Building A Safe Fire in Your Fireplace
If the warmth of a crackling fire in the fireplace brings back memories of camping under the stars, telling stories, and toasting marshmallows over an open fire. You’re in luck. Building a safe fire in the fireplace
is very similar.
There are three ingredients to building a fire: seasoned firewood, kindling, and tinder. One of the simplest ways to make a safe fire in the fireplace is called the top-down method. It works well for lighting wood-burning heating stoves, too.
- Sort out your wood logs into small, medium, and large groups.
- Lay a row of large wood logs across the bottom of the grate with the ends pointing towards the sides of the firebox.
- Now place a layer of medium-size logs on top of the large layer with the ends pointing towards the front of the firebox so that they are perpendicular to the bottom layer.
- Next, stack small logs on top perpendicular to the second layer of medium logs.
- For the tinder and kindling, stack some smaller leftover pieces of wood on top of your stack of logs. You can also use dried leaves, sticks, and twigs.
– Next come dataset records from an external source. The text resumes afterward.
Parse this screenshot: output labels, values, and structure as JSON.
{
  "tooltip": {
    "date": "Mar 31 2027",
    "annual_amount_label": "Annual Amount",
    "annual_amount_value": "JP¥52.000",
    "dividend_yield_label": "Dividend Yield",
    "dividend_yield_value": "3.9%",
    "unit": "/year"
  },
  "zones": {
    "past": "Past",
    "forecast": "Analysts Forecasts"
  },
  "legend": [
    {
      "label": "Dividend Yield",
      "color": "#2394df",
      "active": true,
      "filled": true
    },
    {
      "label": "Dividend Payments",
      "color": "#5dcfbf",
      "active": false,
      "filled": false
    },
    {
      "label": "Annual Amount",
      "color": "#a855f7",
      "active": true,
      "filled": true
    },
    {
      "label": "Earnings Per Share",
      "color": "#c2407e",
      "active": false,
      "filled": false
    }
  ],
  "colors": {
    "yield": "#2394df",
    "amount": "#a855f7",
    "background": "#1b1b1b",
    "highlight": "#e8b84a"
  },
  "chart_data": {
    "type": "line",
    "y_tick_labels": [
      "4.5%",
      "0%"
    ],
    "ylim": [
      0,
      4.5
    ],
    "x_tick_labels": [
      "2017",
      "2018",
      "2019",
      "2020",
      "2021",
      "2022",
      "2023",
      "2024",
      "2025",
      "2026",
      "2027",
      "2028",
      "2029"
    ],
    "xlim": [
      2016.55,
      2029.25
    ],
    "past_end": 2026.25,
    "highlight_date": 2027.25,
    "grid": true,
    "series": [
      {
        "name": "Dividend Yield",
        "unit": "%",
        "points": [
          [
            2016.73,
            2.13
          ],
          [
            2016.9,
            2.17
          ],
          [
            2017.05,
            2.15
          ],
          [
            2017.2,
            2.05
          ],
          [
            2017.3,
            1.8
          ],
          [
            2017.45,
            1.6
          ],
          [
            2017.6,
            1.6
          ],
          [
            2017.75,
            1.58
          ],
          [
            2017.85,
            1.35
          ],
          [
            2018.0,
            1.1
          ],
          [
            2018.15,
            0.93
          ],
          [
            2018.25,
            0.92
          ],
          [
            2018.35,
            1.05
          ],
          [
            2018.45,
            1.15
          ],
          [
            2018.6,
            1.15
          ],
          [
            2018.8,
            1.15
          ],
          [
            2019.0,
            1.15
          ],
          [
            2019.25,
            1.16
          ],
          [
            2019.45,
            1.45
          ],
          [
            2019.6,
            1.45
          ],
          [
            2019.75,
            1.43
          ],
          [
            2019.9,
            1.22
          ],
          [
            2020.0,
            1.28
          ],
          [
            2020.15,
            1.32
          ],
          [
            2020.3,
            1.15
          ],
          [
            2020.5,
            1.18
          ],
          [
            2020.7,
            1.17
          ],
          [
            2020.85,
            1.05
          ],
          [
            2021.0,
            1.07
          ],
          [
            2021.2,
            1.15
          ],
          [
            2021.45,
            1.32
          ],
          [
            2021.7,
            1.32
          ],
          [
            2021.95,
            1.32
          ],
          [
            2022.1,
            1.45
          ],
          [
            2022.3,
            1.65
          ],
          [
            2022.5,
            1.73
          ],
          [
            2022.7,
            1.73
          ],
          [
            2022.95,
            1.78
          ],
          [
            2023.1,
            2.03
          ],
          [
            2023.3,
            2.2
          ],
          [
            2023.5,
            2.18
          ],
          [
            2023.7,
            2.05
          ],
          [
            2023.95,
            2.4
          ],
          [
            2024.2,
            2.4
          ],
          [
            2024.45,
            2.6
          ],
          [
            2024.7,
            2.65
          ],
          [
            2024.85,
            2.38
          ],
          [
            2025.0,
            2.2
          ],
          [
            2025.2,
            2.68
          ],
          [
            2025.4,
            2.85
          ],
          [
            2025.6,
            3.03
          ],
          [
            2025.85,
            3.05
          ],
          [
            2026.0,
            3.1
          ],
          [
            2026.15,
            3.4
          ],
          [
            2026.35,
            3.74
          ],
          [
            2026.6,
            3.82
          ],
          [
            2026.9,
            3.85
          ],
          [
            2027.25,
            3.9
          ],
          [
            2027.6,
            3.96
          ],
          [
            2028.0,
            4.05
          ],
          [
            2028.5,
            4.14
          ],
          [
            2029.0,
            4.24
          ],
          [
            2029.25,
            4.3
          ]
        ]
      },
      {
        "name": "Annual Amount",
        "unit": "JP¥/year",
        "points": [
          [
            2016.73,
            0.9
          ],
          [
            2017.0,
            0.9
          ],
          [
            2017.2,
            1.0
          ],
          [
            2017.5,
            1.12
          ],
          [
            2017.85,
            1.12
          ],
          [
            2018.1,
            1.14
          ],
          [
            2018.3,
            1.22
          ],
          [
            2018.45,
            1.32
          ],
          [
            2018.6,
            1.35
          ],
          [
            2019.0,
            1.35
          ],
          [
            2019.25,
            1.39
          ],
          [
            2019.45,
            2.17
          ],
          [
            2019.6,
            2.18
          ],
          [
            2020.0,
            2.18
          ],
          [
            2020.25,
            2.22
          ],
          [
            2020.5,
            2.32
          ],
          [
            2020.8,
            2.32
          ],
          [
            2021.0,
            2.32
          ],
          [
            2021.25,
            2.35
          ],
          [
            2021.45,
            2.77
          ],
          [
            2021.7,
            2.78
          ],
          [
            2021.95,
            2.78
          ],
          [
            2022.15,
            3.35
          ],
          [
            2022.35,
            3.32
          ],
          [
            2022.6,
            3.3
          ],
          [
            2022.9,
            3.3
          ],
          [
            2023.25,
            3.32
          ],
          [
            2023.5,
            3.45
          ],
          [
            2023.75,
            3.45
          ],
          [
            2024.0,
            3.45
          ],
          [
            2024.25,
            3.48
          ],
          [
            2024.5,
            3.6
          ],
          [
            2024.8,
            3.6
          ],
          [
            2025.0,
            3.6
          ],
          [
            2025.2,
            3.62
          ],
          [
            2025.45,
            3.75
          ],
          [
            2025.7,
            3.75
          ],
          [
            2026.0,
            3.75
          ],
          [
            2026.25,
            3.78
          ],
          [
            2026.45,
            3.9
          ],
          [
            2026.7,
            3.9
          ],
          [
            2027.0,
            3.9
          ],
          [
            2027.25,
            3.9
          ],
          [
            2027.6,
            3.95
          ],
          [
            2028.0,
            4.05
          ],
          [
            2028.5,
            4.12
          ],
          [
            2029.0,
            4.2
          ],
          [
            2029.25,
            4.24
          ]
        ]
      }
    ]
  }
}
Many homeowners prefer to add some tightly rolled-up newspapers on top because it is easy to light with a single match. Just be sure that the stack of wood and kindling is no more than half the height of the fireplace.
- The final step is to light a match and ignite the kindling. The fire will quickly spread from the top-down with a blazing fire that will keep you warm for hours.
In addition to the top-down method we just discussed, there is another foolproof way to build a safe fireplace fire. It’s called the Log Cabin method.
- Lay two thin logs with the bark removed (it makes the fire less smokey) in the firebox with the ends pointing towards the sides, so they are parallel to the back of the fireplace. Spread them about six inches apart.
- Place a bunch of kindling (dried twigs and newspapers) between the two logs.
- Next, lay two more logs on top with the sides pointing to the back of the fireplace perpendicular to the bottom layer.
- Add some more kindling on top of the layer.
- Next, add one more layer of logs perpendicular to the layer underneath.
- Add the final layer of kindling on top.
- The height of your stack of wood and kindling should not be more than half the height of your fireplace.
- Finally, light a match, ignite the kindling and enjoy the fire.
Burn Seasoned Firewood
When sourcing wood for your fireplace fire, ensure that it has been seasoned or dried for six months or longer. The lower moisture content in seasoned wood makes a long-lasting fire that burns hotter with less soot and creosote.
Chimney Inspection and Cleaning
Before lighting the first fire of the season, don’t forget to schedule a chimney inspection and cleaning to ensure your fireplace and chimney are safe and clean to operate. The National Fire Protection Association (NFPA) strongly recommends homeowners inspect their chimneys annually. A professional chimney sweep will examine the chimney’s structure and internal components for cracks, water damage, obstructions, and other deficiencies that may need repair. Also, creosote build-up is a fire hazard. The Chimney Safety Institute of America (CSIA) recommends chimney cleaning when there is 1/8 inch or more of creosote.